第二天起来后,我让玉儿姐帮我收集了那女人生前时留下的一些,做法式时必备的东西,比如女人的名字,还有她生前留下的贴身的东西,最好就是从她身上长出来的,比如那女人的头发之类的东西是最好的。
玉儿姐在陪这女人去医院的时候,她记得这女人的名字叫丘灵灵,可是为难的是这女人没有给玉儿姐留下过什么东西。女人死后是要拿去火化的,所以她身上长的东西自然不会留下来。
没有她身上的东西,只能用她贴身的东西来代替了。然而,这事说得轻巧,却没有办法找。
玉儿姐了只知道她叫什么名字,却不知道她是哪里的,住在什么地方,自然也就没有办法收集到这东西了。
我们一大早就起了床,沈洛瑶今天早上还要直播个叫《招魂》的节目,可惜的是,在知道这个难题的存在后,我们就一直坐在沙发上没有动。因为我们压根不知如何下手的好,只能坐在沙发上大眼瞪小眼。
沈洛瑶最先沉不住气,哀声问我:“除了她用的东西外,还有什么东西可以替代的吗?比如泰国降头师们,就可以用那女人曾经站过的那地方的土啊之类的东西,就能够把她叫上来了。”
我被她这无知给逗乐了,向她解释着说:“你想要那土,那也得是她曾经站过,且时间期限必须要在那女人前脚一走马上取下来才能有用的。现在你再去找那土,都不知道那土上面站过了多少人,留下了多少人的气息。再说了,我用的这个法术和泰国的降头术根本不一样好吗?”
“这也不行,那也不行的,你说,现在我们还能怎么办?”沈洛瑶开始浮躁了起来,向我问道。
我没有回答她的问题,因为到现在我也不知道如何回答她的问题才好。我的问题还没有得到解答的方法,玉儿姐的手机就响了起来,她接了电话后也不知对方说了些什么,把她急得不行。
等她挂了电话,沈洛瑶忍不住好奇的问了一声,“是不是出了什么大事?”
玉儿姐放下手机,着急的说:“昨天晚上商场里的守夜人听到我的店铺里传来有人说话的声音,他们以为是你们还在那里也就没有在意。

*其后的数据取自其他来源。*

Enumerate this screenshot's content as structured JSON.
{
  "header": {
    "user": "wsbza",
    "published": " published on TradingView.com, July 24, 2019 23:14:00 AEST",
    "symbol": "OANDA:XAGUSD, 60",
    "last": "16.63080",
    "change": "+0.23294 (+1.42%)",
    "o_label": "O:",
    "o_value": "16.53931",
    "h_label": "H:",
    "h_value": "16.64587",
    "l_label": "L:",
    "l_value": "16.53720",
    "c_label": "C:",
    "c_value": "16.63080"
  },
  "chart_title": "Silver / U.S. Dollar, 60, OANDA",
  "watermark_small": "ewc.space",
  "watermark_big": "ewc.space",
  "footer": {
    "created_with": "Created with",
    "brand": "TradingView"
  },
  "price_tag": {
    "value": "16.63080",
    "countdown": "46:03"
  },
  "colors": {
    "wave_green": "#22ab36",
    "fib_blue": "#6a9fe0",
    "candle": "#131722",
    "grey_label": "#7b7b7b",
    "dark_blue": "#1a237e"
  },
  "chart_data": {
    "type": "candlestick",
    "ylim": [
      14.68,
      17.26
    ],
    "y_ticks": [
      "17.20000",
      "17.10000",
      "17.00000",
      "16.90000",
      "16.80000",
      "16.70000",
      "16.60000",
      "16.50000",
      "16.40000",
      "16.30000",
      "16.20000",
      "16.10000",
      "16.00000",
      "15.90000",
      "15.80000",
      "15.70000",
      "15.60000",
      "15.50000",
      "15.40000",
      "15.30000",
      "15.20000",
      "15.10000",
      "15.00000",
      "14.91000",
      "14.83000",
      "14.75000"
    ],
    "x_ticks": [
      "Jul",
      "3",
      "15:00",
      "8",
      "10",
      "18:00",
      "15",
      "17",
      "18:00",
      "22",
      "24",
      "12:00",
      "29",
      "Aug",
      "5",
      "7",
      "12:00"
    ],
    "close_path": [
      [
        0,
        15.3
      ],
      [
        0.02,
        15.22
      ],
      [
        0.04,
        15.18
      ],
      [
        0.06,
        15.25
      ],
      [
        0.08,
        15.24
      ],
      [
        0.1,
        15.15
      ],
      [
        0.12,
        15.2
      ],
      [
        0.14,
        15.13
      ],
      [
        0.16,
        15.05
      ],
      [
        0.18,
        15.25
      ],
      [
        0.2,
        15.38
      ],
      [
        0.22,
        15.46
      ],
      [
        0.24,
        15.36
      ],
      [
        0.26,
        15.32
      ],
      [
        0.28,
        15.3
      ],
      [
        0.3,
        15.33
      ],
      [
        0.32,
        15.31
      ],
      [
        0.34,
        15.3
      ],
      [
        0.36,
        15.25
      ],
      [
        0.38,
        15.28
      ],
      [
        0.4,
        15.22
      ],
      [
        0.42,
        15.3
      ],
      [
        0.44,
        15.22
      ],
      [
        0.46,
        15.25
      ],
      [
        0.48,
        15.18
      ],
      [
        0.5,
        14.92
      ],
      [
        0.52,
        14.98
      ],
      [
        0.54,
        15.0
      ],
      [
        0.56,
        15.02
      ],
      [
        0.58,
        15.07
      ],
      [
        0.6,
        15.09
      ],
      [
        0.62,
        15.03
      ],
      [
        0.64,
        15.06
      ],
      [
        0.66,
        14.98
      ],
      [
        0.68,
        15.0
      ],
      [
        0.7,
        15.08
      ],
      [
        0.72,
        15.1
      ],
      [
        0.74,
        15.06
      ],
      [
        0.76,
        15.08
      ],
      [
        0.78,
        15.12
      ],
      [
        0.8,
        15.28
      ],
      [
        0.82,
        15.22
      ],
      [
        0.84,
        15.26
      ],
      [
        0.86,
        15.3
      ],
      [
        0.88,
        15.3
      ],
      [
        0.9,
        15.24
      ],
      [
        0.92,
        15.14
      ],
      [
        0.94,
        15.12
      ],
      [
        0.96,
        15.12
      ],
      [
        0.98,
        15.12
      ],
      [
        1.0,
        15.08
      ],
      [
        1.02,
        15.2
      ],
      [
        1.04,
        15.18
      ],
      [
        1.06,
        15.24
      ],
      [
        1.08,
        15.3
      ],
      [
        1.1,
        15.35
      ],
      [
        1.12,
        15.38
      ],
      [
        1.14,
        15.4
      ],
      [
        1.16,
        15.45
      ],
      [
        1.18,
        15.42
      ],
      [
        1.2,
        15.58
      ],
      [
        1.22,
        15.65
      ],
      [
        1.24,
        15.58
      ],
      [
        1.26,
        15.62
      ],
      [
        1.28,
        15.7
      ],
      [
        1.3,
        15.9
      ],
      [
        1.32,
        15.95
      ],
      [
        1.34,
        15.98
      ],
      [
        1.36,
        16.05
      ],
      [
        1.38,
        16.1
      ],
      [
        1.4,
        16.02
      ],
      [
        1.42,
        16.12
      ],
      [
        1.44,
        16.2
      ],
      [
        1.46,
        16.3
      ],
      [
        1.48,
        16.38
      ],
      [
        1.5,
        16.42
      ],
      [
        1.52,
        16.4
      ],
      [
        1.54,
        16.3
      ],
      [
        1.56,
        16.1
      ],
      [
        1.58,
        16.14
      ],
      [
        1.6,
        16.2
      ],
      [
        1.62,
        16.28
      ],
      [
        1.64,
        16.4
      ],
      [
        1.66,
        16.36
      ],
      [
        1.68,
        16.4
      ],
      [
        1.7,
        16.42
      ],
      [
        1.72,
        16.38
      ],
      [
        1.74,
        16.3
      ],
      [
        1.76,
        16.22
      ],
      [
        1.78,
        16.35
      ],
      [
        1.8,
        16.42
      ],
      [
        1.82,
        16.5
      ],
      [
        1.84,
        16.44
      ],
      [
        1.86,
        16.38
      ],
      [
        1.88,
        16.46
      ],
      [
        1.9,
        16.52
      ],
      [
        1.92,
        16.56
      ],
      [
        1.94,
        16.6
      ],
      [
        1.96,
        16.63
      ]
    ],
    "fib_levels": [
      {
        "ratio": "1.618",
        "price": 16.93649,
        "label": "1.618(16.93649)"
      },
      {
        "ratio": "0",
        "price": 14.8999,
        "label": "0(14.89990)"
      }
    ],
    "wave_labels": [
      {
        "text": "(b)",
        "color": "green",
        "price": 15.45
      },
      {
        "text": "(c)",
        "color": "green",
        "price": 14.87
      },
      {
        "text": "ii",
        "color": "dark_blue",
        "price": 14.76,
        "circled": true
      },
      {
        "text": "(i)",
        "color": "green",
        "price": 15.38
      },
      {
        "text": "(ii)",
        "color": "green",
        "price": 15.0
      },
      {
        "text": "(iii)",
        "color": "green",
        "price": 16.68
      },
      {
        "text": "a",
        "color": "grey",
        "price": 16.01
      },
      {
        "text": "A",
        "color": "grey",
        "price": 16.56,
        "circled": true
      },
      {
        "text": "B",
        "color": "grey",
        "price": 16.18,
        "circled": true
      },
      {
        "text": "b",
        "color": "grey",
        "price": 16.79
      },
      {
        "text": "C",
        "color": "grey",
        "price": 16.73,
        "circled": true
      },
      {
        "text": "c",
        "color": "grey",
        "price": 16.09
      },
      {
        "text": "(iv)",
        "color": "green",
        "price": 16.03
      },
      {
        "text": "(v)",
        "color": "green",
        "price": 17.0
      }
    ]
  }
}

直到刚才,他们有一个同事看到你们不到十二点就离开了,这才意识到我的店里很有可能是被小偷给钻了进去,现在叫我赶紧过去看看。”
昨天晚上我们出来的时候,出来得太快也没有和那里的守夜人打过招呼,守夜人只知道我们进去了,却少有人知道我们已经出来,还好有人看到我们从里面出来,这才好心给玉儿姐打电话。
玉儿姐有心想要去店里看看,可是又想到了前天晚上发生的恐怖事件后,面露难色地站在那里不知如何是好。
我自告奋勇的告诉她,我愿意陪她去一趟。沈洛瑶觉得自己留下来也很无聊,便和我们一起去店里看看。